1992 Mayıs'ında Türk medyası, bir grup lise öğrencisinin, Simav'daki
(Kütahya) lise müdürünün emriyle, izin alınmadan
bekaret testine tabi tutulmaları ve maalesef kızlardan birinin bu
nedenle intiharı olayını incelemiştir. Bekaret testleri ve intihar
üzerine tartışıldığı sıralarda, dönemin sağlık bakanı Doktor Yıldırım
Aktuna'nın, Bakırköy Akıl Hastalıkları Hastanesi'nde başhekim olduğu sırada, kendisinin kadın hastaların düzenli olarak
her ay bekaret testinden geçmesini emrettiği öğrenilmiştir.

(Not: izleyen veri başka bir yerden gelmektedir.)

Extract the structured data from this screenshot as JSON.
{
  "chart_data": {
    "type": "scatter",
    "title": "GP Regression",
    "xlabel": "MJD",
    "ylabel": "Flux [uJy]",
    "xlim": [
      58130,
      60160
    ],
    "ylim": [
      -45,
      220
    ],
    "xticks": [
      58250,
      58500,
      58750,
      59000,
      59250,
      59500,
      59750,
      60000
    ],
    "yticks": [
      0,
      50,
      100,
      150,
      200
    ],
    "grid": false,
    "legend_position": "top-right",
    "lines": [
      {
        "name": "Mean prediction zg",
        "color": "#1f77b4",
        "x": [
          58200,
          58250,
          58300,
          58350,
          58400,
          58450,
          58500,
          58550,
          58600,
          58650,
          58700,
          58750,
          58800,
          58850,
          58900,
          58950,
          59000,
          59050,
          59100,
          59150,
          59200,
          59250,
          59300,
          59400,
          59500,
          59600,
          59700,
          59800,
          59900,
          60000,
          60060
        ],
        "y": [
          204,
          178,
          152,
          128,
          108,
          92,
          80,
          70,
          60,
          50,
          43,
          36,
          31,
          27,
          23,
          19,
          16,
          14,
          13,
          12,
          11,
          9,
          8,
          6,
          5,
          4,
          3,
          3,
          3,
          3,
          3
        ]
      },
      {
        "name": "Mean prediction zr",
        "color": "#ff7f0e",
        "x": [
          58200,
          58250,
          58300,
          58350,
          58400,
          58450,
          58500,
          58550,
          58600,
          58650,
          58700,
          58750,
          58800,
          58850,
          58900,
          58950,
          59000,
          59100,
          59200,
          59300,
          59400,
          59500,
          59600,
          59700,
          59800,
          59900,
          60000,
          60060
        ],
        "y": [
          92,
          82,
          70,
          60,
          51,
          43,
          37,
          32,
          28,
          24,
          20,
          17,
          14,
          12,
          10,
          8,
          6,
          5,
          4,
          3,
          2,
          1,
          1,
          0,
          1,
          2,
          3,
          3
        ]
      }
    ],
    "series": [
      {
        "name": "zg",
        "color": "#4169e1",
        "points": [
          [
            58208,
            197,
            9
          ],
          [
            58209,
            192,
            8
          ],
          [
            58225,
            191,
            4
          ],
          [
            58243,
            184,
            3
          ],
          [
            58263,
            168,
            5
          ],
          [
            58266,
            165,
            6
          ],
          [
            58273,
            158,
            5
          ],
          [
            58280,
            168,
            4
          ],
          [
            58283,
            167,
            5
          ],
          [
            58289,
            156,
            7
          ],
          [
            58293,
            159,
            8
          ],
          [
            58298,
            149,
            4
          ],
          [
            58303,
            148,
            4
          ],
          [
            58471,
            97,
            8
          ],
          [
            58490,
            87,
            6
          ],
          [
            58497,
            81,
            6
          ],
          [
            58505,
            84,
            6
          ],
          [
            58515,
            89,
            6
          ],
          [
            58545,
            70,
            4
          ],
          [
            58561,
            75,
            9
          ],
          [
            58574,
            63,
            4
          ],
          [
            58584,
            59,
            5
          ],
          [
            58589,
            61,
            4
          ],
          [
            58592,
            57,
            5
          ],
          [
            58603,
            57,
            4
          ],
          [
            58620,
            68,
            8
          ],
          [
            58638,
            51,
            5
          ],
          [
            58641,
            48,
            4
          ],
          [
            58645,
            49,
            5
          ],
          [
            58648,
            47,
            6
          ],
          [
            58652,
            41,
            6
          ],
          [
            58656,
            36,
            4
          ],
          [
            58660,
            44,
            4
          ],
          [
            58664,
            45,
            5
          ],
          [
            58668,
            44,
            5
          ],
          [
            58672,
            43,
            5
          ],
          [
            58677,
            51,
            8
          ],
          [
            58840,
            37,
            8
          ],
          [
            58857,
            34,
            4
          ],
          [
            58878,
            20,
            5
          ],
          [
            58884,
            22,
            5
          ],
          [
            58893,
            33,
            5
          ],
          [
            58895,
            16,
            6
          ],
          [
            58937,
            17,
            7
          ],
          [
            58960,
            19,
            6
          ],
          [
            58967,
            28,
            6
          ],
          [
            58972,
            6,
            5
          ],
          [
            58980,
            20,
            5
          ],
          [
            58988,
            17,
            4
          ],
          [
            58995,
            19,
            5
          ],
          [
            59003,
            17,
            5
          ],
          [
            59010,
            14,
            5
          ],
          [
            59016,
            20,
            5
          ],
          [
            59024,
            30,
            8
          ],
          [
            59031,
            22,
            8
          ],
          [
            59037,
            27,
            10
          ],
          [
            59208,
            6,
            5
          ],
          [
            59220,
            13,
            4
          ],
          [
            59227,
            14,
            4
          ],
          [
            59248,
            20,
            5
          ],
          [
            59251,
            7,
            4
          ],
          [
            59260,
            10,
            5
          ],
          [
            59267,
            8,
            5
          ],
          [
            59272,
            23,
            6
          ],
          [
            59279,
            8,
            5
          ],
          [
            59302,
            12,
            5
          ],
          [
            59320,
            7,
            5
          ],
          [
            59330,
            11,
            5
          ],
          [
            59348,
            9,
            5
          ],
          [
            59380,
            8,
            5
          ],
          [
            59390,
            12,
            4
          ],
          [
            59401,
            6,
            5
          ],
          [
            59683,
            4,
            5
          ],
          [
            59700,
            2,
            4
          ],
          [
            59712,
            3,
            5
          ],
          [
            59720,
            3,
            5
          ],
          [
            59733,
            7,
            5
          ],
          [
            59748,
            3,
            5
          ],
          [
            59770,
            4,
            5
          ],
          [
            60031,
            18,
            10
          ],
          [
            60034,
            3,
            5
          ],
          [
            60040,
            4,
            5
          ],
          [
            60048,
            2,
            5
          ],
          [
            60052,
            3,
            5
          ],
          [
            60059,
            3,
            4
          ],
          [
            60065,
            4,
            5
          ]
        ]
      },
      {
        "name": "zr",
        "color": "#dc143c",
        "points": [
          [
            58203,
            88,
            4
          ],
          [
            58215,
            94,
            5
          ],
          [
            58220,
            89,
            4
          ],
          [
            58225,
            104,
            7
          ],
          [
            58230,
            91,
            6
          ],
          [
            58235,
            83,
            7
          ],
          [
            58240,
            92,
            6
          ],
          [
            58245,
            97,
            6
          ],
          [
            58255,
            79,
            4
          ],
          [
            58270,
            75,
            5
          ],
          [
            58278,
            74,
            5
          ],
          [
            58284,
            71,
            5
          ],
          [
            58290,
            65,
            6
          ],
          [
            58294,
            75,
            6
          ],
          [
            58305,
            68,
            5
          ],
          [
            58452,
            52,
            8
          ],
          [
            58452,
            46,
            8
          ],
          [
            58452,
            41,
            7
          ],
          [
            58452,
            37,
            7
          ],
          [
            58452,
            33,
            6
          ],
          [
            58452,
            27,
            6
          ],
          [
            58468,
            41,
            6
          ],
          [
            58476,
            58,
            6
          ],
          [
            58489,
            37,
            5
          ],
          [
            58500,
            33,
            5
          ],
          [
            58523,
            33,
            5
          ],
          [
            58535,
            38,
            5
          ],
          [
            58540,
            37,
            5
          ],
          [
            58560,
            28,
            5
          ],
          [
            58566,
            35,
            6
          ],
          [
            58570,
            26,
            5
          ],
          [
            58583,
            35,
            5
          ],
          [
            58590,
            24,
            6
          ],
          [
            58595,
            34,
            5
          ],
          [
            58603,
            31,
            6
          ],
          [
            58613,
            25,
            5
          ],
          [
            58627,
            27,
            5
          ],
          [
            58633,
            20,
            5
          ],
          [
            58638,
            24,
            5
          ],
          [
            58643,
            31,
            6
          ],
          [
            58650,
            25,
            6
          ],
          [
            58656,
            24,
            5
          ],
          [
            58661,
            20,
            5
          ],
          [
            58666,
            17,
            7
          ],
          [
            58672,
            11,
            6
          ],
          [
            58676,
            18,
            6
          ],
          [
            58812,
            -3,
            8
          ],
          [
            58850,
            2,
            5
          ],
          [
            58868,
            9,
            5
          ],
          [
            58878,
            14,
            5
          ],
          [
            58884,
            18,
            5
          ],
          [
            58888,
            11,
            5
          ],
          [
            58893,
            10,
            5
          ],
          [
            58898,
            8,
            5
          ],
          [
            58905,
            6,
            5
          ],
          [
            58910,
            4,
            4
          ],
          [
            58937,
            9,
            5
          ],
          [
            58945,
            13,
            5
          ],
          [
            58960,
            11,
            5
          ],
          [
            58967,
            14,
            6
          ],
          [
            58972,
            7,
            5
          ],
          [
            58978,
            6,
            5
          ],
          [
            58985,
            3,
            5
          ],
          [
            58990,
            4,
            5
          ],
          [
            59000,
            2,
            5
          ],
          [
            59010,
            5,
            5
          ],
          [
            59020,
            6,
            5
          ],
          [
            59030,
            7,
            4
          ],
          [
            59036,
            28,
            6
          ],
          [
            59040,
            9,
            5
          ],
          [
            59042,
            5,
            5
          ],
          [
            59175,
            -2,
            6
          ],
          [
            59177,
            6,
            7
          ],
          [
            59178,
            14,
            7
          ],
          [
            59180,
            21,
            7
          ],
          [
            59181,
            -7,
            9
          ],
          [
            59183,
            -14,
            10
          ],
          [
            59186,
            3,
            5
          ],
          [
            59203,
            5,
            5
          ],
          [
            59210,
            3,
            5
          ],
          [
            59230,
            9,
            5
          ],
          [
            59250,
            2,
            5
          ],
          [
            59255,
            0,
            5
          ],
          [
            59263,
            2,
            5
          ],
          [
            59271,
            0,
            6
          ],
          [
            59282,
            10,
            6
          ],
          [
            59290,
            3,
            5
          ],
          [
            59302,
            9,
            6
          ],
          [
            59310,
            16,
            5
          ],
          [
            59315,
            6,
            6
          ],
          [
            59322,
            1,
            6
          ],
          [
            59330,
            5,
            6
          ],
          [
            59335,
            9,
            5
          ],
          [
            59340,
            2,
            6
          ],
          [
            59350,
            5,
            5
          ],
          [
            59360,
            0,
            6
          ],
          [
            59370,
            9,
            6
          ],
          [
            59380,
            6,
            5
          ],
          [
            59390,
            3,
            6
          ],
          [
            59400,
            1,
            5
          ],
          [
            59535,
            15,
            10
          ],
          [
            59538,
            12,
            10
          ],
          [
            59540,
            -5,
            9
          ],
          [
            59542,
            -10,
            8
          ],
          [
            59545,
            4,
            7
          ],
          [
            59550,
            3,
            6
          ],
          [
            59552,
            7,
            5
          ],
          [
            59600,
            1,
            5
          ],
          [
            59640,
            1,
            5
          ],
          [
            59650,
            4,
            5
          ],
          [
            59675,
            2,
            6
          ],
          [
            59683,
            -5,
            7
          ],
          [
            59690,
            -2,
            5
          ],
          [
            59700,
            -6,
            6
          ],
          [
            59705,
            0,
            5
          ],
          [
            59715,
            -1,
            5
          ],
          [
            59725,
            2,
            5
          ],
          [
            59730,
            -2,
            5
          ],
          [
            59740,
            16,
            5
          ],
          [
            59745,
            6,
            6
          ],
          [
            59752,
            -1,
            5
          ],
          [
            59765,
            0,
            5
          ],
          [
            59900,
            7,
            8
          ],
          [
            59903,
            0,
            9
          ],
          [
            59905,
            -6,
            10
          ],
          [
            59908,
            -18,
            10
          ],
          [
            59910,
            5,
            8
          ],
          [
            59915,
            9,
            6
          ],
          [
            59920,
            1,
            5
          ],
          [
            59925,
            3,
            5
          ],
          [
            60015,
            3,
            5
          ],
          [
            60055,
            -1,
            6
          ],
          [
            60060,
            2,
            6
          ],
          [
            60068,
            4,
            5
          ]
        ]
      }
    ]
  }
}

Onun savunması, bu uygulamanın kadınları, erkeklerin (hem
hastaların hem de çalışanların) cinsel istismarından korumak
amacıyla yapıldığı şeklinde olmuştur. Bu paradoks vurgulanmaya
değer: Sosyal demokrat kökenli bir sağlık bakanı, kadınları
erkeklerin cinsel istismarından korumak için, kadınların bedenlerinin
tıp aracılığıyla kontrolünü ve gözetimini önermiştir.